Ulrike Pfreundt pense que dans l'océan, les agrégats de Trichodesmium peuvent réagir de la même manière lorsque l'intensité du rayonnement solaire change. «La lumière solaire intense peut endommager les cellules, de sorte que les agrégats peuvent se contracter pour réduire leur exposition à la lumière.
Un comportement simple permet de contrôler la structure des agrégats
Les agrégats confèrent à Trichodesmium des capacités que les filaments individuels n'ont pas et sont particulièrement avantageux pour la recherche de nutriments. Des études ont montré que les agrégats peuvent piéger des poussières contenant du fer, afin de satisfaire leurs besoins en fer pour la fixation de l'azote. En outre, les agrégats peuvent couler et remonter plus rapidement que les filaments individuels, par exemple pour récupérer du phosphate et d'autres nutriments dans les couches profondes de l'océan.
«Nous pensons que les agrégats dans l'océan changent constamment de forme pour contrôler leur densité, la pénétration de la lumière ou moduler le microenvironnement chimique à l'intérieur de l'agrégat», explique Ulrike Pfreundt, «et que tout ce qui est nécessaire pour ces transformations est le comportement simple et décentralisé des filaments individuels».
L'équipe a constaté que les filaments individuels peuvent glisser l'un sur l'autre, ce qui entraîne un mouvement dans des directions opposées. Lorsque deux filaments continuent à glisser dans des directions opposées et s'éloignent l'un de l'autre, ils perdent leur chevauchement l'un sur l'autre.
À l'aide de la vidéomicroscopie et de modèles mathématiques, les chercheurs ont découvert que, lorsque leur chevauchement diminue, les filaments inversent leur direction de glissement, un comportement actif qui leur permet de rester ensemble. Ce comportement simple mais élégant est à la base de la formation des agrégats.
Il explique également comment les agrégats se contractent et se dilatent. «Si les filaments s'inversent plus tôt, ils se chevauchent davantage et l'agrégat se contracte. S'ils retardent leur inversion, l'agrégat se dilate», explique Jonasz Slomka.
Comme le montrent les chercheuses et chercheurs dans leur étude, ces inversions intelligentes suffisent à former et à remodeler les agrégats organisés. Les filaments individuels ajustent simplement leur chevauchement avec les filaments voisins.

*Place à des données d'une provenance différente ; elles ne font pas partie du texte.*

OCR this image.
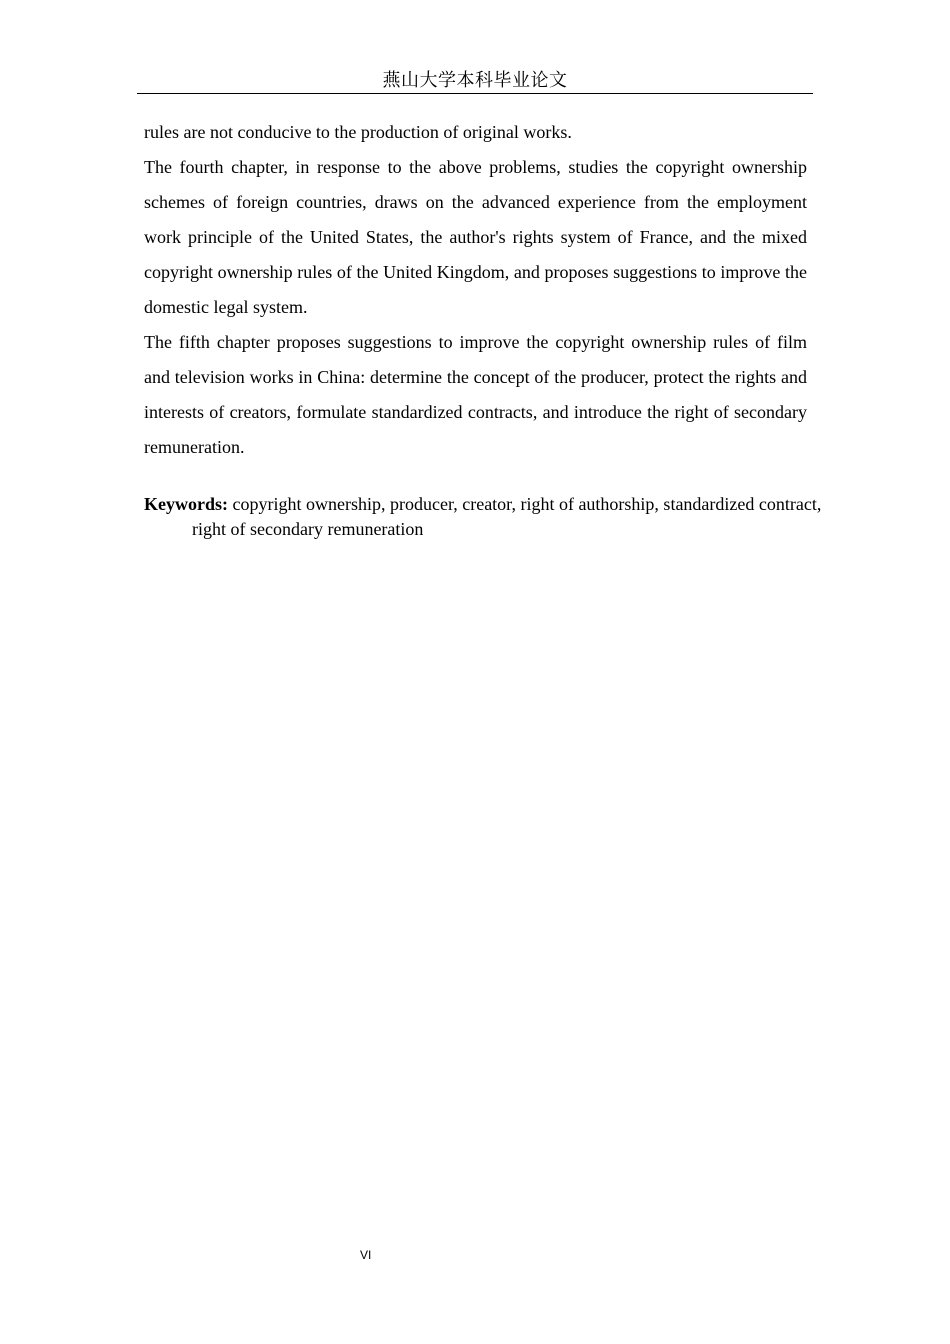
燕山大学本科毕业论文

rules are not conducive to the production of original works.

The fourth chapter, in response to the above problems, studies the copyright ownership schemes of foreign countries, draws on the advanced experience from the employment work principle of the United States, the author's rights system of France, and the mixed copyright ownership rules of the United Kingdom, and proposes suggestions to improve the domestic legal system.

The fifth chapter proposes suggestions to improve the copyright ownership rules of film and television works in China: determine the concept of the producer, protect the rights and interests of creators, formulate standardized contracts, and introduce the right of secondary remuneration.

Keywords: copyright ownership, producer, creator, right of authorship, standardized contract, right of secondary remuneration
VI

«De cette manière, les filaments utilisent des inversions intelligentes pour contrôler la forme de l'agrégat entier sans coordination centrale», résume Jonasz Slomka, qui dirige maintenant une petite équipe à l'Institut d'ingénierie environnementale en tant que lauréat d'une prestigieuse bourse Ambizione. «Ce comportement permet à Trichodesmium de disposer d'un riche portefeuille de stratégies d'adaptation et, en fin de compte, nous pensons qu'il est la clé de son rôle écologique fondamental.»
Un rôle clé pour le stockage du carbone marin
Trichodesmium n'a pas seulement une importance écologique : «Il influence également de manière significative le cycle du carbone dans l'océan», explique Roman Stocker, professeur à l'ETH Zurich.

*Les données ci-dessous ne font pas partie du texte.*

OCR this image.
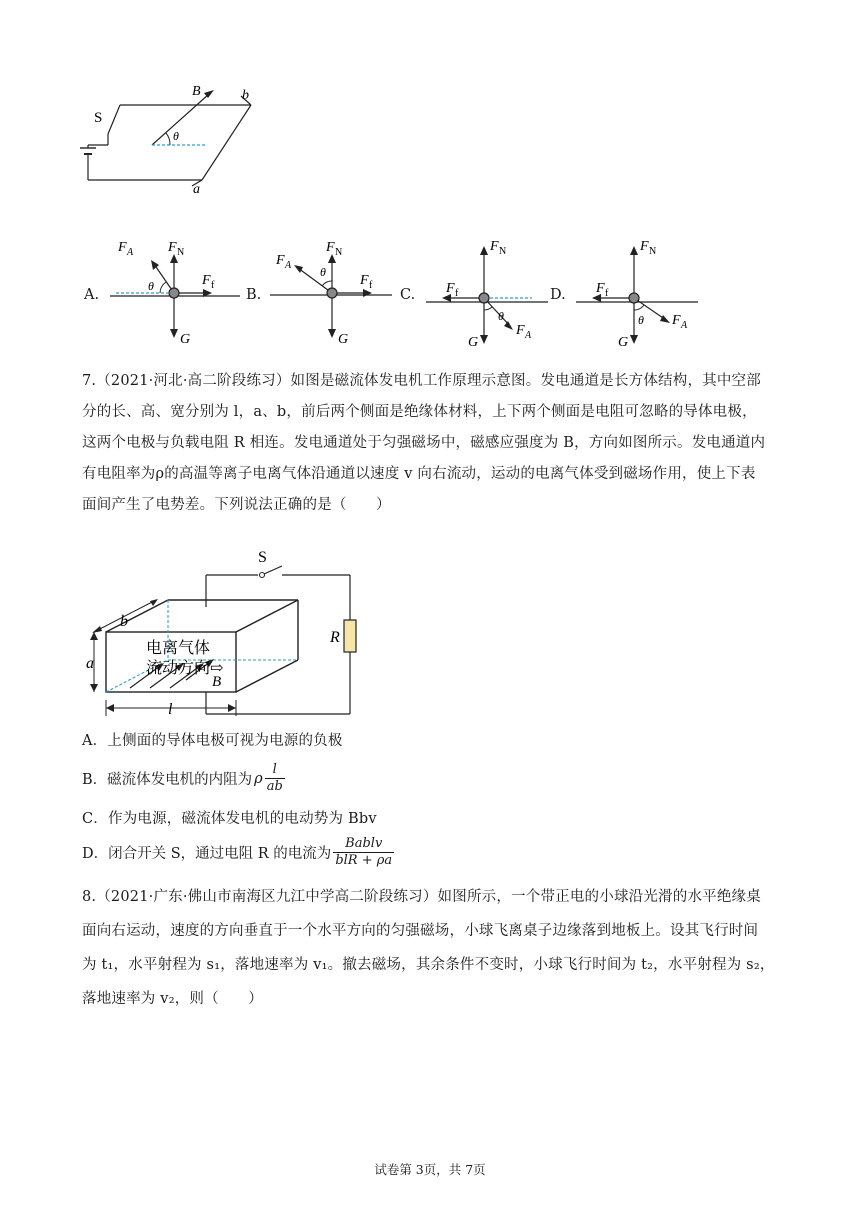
S
B	b
a
θ
A.
F A F N
F f
G
θ
B.
F A
F N
F f
G
θ
C.
F N
F f
F A
G
θ
D.
F N
F f
F A
G
θ
7.（2021·河北·高二阶段练习）如图是磁流体发电机工作原理示意图。发电通道是长方体结构，其中空部
分的长、高、宽分别为 l，a、b，前后两个侧面是绝缘体材料，上下两个侧面是电阻可忽略的导体电极，
这两个电极与负载电阻 R 相连。发电通道处于匀强磁场中，磁感应强度为 B，方向如图所示。发电通道内
有电阻率为ρ的高温等离子电离气体沿通道以速度 v 向右流动，运动的电离气体受到磁场作用，使上下表
面间产生了电势差。下列说法正确的是（　　）
S
b
a
R
l
B
电离气体
流动方向⇨
A．上侧面的导体电极可视为电源的负极
B．磁流体发电机的内阻为 ρ $\frac{l}{ab}$
C．作为电源，磁流体发电机的电动势为 Bbv
D．闭合开关 S，通过电阻 R 的电流为 $\frac{\text{Bablv}}{\text{blR + ρa}}$
8.（2021·广东·佛山市南海区九江中学高二阶段练习）如图所示，一个带正电的小球沿光滑的水平绝缘桌
面向右运动，速度的方向垂直于一个水平方向的匀强磁场，小球飞离桌子边缘落到地板上。设其飞行时间
为 t₁，水平射程为 s₁，落地速率为 v₁。撤去磁场，其余条件不变时，小球飞行时间为 t₂，水平射程为 s₂，
落地速率为 v₂，则（　　）
试卷第 3页，共 7页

Il représente jusqu'à 60 % de la fixation de l'azote marin et favorise ainsi grandement l'absorption du carbone du CO2 par la photosynthèse du phytoplancton et des algues. Une partie de cette biomasse s'enfonce et se dépose dans les fonds marins, entraînant l'élimination du CO2 de l'océan et, en fin de compte, de l'atmosphère.

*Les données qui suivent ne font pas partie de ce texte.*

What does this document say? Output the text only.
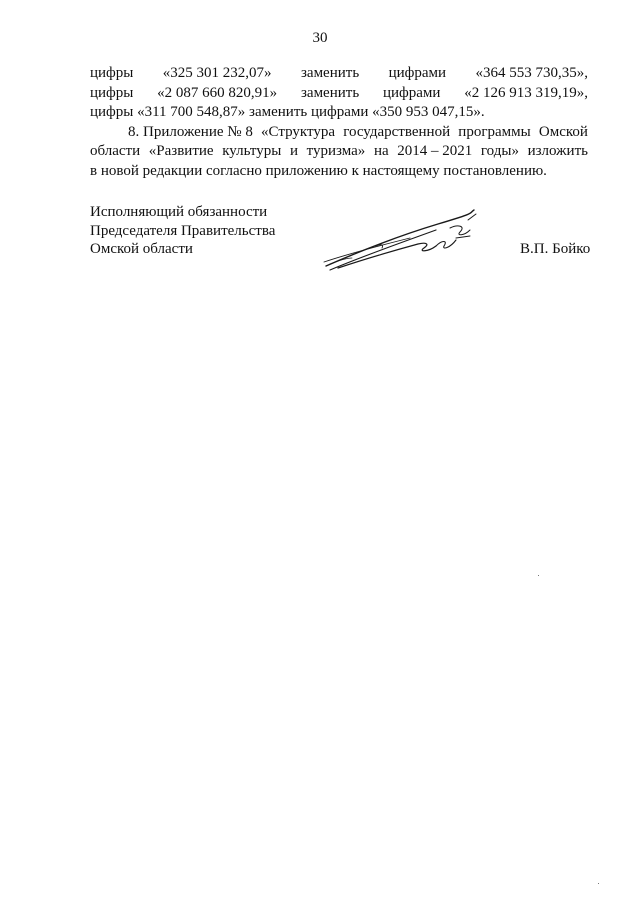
30
цифры «325 301 232,07» заменить цифрами «364 553 730,35»,
цифры «2 087 660 820,91» заменить цифрами «2 126 913 319,19»,
цифры «311 700 548,87» заменить цифрами «350 953 047,15».
8. Приложение № 8 «Структура государственной программы Омской
области «Развитие культуры и туризма» на 2014 – 2021 годы» изложить
в новой редакции согласно приложению к настоящему постановлению.
Исполняющий обязанности
Председателя Правительства
Омской области	В.П. Бойко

«Le rôle des micro-organismes dans l'océan et, en fin de compte, dans notre climat est profond et complexe. Comprendre les comportements fondamentaux d'espèces importantes comme Trichodesmium est une pièce du puzzle qui nous permettra d'améliorer nos prévisions sur le rôle futur des océans dans un climat changeant», déclare l'ingénieur en environnement.